I drive a 2005 Nissan X-Trail LE and I'm dissapointed with how much interior heat gets produced. I live in a Canadian prairie climate where it can get down to -30 degrees celcius on occasion in the winter. When this happens it seems the only way to get decent heat is to keep the car in motion. When idling it is very difficult to get any heat. Yesterday in a coffee shop drive thru, it just seemed to be blowing cool air. I know our climate is harsh, but it's not that bad. My wife's 2003 Honda Civic for example still produces great heat in these circumstances and in fact she often turns down the heat. How unfair! 

Is this common for this model? Being less than 3 years old and less than 65k on it, I'd be suprirsed if it's mechanical...buy hey, you never know. Thoughts anyone? Maybe this model had no business being introduced into the Canadian marketplace?

Thanks!


----------



## Revhead Kev (Apr 1, 2007)

Have you felt the inlet and outlet hoses for the cabin heat exchanger to see if they get cooler when the engine is idling as opposed to when the engine is running normally ?


----------



## Xtrailguy (Mar 9, 2006)

I wonder if the thermostat is sticking? I never have a problem with heat in the XT. If anything, it can get too hot on times. Then again, you get a lot colder temps on the Prairies.


----------



## Revhead Kev (Apr 1, 2007)

There are actually 2 thermostats in the Xtrail.
One is the main thermostat for cooling the cylinder head and the other is the water control valve for cooling the block and opens at a higher temp than the main thermostat.

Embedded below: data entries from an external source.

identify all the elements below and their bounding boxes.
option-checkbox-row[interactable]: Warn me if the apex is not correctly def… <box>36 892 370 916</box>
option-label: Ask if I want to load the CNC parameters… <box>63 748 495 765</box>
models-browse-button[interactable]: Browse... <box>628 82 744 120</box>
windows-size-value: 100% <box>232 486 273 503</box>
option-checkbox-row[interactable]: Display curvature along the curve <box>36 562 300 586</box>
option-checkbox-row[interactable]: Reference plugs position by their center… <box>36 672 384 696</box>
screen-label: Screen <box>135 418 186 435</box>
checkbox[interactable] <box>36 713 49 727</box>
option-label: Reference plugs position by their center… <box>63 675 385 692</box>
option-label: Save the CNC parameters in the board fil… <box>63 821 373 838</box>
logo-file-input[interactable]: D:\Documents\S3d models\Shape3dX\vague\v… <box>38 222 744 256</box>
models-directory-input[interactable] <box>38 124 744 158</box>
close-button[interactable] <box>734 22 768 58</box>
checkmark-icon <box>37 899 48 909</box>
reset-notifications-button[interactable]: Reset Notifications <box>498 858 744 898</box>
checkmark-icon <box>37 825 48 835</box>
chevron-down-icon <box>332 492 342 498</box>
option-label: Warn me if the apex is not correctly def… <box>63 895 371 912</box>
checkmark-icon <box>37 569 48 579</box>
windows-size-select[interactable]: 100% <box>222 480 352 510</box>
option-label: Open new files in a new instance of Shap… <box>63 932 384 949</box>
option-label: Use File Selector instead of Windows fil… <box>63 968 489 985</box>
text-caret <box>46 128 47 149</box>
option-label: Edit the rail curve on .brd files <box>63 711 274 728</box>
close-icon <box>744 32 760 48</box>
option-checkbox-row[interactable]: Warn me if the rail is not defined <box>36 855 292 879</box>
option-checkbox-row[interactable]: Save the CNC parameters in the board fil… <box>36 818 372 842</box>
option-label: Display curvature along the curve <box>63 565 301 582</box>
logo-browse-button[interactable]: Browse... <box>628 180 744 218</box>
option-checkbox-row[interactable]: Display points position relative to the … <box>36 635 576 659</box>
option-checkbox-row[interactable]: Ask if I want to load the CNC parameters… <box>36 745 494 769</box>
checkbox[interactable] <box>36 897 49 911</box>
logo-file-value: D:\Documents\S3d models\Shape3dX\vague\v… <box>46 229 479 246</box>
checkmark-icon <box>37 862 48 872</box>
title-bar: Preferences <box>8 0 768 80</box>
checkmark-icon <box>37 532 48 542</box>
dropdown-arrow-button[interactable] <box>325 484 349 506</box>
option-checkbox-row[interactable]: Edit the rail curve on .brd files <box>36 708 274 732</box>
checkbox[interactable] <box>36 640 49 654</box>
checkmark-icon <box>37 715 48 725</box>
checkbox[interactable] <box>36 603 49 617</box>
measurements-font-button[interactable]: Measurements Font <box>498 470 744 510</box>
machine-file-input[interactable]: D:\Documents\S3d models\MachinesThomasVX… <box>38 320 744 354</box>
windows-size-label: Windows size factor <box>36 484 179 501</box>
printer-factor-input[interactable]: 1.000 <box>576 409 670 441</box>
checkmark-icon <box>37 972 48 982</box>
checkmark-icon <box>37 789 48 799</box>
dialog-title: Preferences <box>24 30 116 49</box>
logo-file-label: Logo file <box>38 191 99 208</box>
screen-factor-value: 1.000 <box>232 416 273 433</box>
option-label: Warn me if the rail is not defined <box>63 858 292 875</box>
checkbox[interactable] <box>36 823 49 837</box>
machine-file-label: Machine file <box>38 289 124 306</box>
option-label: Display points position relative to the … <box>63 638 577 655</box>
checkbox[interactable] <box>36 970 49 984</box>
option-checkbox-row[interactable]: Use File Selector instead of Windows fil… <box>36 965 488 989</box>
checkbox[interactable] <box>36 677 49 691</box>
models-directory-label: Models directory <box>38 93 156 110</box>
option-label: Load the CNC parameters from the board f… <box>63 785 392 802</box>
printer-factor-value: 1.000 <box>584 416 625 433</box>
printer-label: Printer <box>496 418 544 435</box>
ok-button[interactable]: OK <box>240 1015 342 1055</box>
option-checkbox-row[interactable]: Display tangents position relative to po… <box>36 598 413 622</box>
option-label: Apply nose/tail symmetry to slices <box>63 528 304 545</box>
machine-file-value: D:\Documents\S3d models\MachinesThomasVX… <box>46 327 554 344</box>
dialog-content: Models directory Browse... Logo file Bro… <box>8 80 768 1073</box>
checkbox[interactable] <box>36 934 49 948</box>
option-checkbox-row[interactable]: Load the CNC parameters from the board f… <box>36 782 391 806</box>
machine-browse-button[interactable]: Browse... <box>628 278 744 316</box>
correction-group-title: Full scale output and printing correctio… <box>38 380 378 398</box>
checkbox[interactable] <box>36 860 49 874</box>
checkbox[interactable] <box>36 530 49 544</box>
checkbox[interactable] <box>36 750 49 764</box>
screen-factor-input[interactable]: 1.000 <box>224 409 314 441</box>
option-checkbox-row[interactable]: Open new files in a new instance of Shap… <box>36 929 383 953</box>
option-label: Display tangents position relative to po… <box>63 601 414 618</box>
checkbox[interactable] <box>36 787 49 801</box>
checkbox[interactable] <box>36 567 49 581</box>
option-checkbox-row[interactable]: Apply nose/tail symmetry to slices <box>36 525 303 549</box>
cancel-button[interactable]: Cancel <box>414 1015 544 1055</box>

Which one were you referring to ?


----------



## Xtrailguy (Mar 9, 2006)

I guess the XT is not like the traditional setup where a thermostat opens and allows coolant to circulate through the heater core? I'm not sure, it was just a thought. A lot of my older vehicles would not produce good heat if the thermostat was sticking.


----------



## BrianJ (Nov 3, 2006)

I live in the same conditions and don't have that problem; I can sit idling in the Safeway parking lot waiting for the wife and it blows good heat. It does take a little while from a cold start, but most modern efficient engines seem to take a little while before they have heat to spare. On the other end of the spectrum, I will say that on a very hot, humid day in the summer, the air conditioning is fairly useless when idling.


----------